The independent and nonpartisan Congressional Budget Office is making life less than easy for the White House these days.
First, there was the report that seemed to say President Barack Obama's health law would destroy two million jobs, but upon reflection, said that Obamacare would allow people to work less, so much so that the reduction in hours could add up to the equivalent of two million jobs.
One doubts the Republican Party's political ad writers will waste words on the distinction. Republicans' strategy to win control of the Senate in November's midterm elections is to paint Mr. Obama and Democratic policies as job killers. The CBO headline on Obamacare was manna from Heaven.
The Republican gifts keep coming. Tuesday, the CBO released a study on legislation that would raise the U.S. minimum wage to $10.10 (U.S.) by 2016 from the current level of $7.25. The eye-catching conclusion: The proposal would destroy 500,000 jobs.
Republican tweeters couldn't believe their luck. "In review, White House's central jobs plan would kill jobs," Brendan Buck, a spokesman for House Speaker John Boehner, gleefully tweeted minutes after the CBO study was released. "Not hard," Mr. Buck added. "When you increase the cost of labour, there will be less demand for it, resulting in fewer jobs."
The CBO study certainly tips the balance in the political debate over the minimum wage. Most Republicans oppose a national minimum wage on the basis of gut instinct; now, they have a neutral and respected authority confirming their suspicions. Odds already were against Mr. Obama and Democratic leaders on winning a higher minimum wage this year. It's now a fool's bet.
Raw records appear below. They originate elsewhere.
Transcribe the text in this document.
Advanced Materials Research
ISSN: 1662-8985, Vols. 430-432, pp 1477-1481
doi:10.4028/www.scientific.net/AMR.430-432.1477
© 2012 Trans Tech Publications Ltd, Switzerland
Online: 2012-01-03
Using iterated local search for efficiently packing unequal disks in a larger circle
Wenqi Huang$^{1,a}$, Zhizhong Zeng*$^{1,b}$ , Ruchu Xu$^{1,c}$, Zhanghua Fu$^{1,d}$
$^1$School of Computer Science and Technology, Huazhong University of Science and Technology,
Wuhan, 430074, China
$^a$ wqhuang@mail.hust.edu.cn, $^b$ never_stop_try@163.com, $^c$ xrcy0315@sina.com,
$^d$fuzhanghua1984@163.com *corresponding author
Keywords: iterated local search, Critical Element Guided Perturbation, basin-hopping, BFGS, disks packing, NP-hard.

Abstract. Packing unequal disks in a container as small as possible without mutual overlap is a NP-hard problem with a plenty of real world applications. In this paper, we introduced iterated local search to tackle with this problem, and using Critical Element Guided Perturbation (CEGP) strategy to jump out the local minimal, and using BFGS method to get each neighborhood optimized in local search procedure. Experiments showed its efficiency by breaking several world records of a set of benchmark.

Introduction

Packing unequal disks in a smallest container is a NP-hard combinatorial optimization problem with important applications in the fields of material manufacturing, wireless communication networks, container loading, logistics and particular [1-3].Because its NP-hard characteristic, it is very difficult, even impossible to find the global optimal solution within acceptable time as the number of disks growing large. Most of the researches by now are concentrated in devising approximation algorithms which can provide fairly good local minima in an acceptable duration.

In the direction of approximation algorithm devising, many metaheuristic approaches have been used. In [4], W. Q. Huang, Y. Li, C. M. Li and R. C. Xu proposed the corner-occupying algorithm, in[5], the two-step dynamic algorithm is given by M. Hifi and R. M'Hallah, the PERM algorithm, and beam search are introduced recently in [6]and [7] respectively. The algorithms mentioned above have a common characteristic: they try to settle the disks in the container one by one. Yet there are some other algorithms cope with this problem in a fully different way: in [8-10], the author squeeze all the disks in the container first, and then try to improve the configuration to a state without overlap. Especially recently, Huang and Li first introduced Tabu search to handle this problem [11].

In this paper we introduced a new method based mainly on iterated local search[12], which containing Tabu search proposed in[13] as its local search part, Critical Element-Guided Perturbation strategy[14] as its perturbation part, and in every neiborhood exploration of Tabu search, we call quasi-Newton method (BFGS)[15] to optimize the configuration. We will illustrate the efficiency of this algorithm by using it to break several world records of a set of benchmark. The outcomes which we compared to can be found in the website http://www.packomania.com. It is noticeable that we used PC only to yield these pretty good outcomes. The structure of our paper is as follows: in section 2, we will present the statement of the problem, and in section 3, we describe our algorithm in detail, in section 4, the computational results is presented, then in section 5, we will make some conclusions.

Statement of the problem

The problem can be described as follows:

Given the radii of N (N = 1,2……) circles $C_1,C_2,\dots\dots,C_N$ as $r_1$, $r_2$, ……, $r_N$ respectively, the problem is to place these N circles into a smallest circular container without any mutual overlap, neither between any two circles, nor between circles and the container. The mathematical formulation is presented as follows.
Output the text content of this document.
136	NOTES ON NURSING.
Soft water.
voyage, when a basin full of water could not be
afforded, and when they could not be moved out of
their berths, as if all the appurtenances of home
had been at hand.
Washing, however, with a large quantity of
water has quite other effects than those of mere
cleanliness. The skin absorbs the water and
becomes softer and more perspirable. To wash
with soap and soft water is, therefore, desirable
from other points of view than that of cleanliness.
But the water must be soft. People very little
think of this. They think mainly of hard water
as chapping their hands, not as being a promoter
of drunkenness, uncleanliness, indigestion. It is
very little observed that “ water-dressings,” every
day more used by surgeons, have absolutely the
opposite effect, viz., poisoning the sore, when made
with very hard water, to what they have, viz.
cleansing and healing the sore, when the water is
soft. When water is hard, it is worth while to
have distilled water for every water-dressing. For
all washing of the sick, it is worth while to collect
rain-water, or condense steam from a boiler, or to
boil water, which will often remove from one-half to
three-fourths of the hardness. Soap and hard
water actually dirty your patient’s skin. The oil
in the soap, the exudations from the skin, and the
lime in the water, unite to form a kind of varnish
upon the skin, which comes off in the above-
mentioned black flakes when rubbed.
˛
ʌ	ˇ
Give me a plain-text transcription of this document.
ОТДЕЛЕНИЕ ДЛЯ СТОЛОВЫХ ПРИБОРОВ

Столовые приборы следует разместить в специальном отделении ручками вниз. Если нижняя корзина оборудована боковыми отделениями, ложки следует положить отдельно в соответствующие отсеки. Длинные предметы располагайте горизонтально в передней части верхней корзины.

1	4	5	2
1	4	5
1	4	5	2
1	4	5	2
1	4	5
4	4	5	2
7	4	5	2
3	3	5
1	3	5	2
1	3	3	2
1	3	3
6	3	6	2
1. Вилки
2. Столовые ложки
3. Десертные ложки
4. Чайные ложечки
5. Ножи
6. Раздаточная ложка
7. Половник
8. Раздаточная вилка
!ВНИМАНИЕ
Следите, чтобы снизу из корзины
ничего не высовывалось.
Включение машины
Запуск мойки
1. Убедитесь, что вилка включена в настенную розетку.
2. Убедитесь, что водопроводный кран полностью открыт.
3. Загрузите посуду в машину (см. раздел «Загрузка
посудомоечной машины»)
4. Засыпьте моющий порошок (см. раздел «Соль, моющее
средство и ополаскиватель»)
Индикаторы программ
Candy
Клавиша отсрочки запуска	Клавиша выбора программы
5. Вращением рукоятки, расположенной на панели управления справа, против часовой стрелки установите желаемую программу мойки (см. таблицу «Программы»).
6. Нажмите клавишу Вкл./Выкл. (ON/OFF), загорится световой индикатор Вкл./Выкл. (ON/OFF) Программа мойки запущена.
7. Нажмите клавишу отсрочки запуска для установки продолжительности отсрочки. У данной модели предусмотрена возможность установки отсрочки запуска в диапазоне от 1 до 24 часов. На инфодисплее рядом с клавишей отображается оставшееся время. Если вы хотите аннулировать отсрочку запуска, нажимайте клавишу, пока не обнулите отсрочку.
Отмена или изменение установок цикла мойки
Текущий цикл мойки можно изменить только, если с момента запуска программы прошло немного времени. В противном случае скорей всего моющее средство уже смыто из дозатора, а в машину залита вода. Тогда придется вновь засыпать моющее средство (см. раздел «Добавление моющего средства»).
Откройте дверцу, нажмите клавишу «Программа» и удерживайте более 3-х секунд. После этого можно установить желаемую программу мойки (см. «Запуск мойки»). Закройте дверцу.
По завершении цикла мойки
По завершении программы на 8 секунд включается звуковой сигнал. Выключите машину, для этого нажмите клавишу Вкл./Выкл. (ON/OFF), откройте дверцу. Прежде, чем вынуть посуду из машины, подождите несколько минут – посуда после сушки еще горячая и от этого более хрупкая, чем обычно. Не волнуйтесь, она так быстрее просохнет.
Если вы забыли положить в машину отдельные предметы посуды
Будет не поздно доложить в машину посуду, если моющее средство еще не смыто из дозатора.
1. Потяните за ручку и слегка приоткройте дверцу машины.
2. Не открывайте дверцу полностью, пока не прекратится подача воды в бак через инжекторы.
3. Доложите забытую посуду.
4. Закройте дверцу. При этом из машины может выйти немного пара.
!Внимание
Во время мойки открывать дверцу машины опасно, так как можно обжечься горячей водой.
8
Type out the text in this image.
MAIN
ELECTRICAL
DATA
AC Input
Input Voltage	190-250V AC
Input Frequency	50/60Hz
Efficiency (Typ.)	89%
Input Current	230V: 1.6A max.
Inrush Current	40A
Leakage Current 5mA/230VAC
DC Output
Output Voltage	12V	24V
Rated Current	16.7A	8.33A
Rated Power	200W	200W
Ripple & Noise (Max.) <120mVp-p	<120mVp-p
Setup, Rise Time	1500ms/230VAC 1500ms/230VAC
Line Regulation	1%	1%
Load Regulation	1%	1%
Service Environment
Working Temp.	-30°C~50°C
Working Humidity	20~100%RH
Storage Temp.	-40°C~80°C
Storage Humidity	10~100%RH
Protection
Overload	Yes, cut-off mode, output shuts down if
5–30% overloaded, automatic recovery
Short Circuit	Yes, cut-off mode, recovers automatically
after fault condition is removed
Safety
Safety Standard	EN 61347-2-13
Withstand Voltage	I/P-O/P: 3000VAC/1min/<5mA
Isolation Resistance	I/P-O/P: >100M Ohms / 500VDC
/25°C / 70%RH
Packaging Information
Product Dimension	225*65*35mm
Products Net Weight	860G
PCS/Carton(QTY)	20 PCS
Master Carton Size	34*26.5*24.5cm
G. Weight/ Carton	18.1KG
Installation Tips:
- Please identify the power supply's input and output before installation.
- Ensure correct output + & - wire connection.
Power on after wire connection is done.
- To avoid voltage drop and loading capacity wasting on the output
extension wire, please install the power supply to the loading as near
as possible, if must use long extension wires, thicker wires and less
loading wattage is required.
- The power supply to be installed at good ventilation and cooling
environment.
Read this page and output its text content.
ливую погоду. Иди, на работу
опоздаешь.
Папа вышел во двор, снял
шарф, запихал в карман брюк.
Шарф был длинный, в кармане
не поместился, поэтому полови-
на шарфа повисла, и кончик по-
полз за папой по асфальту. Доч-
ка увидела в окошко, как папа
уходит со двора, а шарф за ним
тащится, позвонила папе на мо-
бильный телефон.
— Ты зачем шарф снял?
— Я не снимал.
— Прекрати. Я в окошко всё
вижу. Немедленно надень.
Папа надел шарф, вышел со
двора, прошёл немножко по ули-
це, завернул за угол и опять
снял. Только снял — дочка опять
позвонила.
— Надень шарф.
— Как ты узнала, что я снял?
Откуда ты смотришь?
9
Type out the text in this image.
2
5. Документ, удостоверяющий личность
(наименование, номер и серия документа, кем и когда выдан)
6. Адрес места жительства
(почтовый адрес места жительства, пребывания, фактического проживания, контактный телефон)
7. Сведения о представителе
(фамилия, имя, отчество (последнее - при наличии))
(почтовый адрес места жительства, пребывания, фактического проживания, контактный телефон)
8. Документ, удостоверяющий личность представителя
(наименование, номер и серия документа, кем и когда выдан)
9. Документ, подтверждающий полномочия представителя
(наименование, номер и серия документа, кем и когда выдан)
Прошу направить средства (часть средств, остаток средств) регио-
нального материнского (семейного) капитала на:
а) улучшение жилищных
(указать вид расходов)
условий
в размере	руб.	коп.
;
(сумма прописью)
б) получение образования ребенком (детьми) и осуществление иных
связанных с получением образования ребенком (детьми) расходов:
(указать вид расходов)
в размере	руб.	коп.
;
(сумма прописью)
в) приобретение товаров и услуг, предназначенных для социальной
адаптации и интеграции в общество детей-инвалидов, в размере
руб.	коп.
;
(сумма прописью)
Good politics and good policy all too rarely align. And taken as a whole, the CBO study validates the societal benefits of a higher minimum wage. It concludes that 16.5 million people would get a raise, 900,000 people would be lifted above the poverty line, and income adjusted for inflation would increase a net $2-billion.
The majority of jobs that would disappear are low-wage, low-skill positions that employers would replace through automation or by paying slightly higher wages to a smaller number of more productive workers. (The CBO concludes that higher wage employment would increase slightly.) That's bad news for the working poor who are pushed out of low-skill jobs. But that's an argument for a stronger social safety net, not one against a higher minimum wage.
The White House responded quickly to the CBO report. Jason Furman, the head of the president's Council of Economic Advisers, wrote a blog post and held a conference call with reporters.
Not surprisingly, Mr. Furman stressed the 16.5-million people who the CBO said would benefit from a higher minimum wage, or took exception to the CBO's conclusion that tens of thousands of jobs would be lost.
"This is not a piece of original research on the impact of the minimum wage," Mr. Furman said. "A lot of economists would summarize it differently than the CBO has summarized it here." Later on the call, Mr. Furman added, "It is perfectly reasonable to think [raising the minimum wage] will have zero effect on employment."
Mr. Furman's confidence is based on empirical studies by some of the world's most respected labour economists that compare neighbouring jurisdictions where the minimum wage is raised in one and left unchanged in the other. Those real-world studies show little change in hiring patterns.
The CBO conclusions are based on theory and subject to a wide margin of error; the agency says the job losses could be as great as one million, or there could be little impact on hiring at all. There also is little appreciation given for more subtle, productivity-enhancing factors such as increased motivation and reduced absenteeism.
But none of that matters in the immediate political debate. Republicans will argue that the CBO has proved their point that Mr. Obama is a job killer. That could be a costly position in the long run: In effect, Republicans are arguing against improving the livelihoods of more than 16 million people.
But that's next year's debate. The immediate push for a federal minimum wage in the United States is all but over.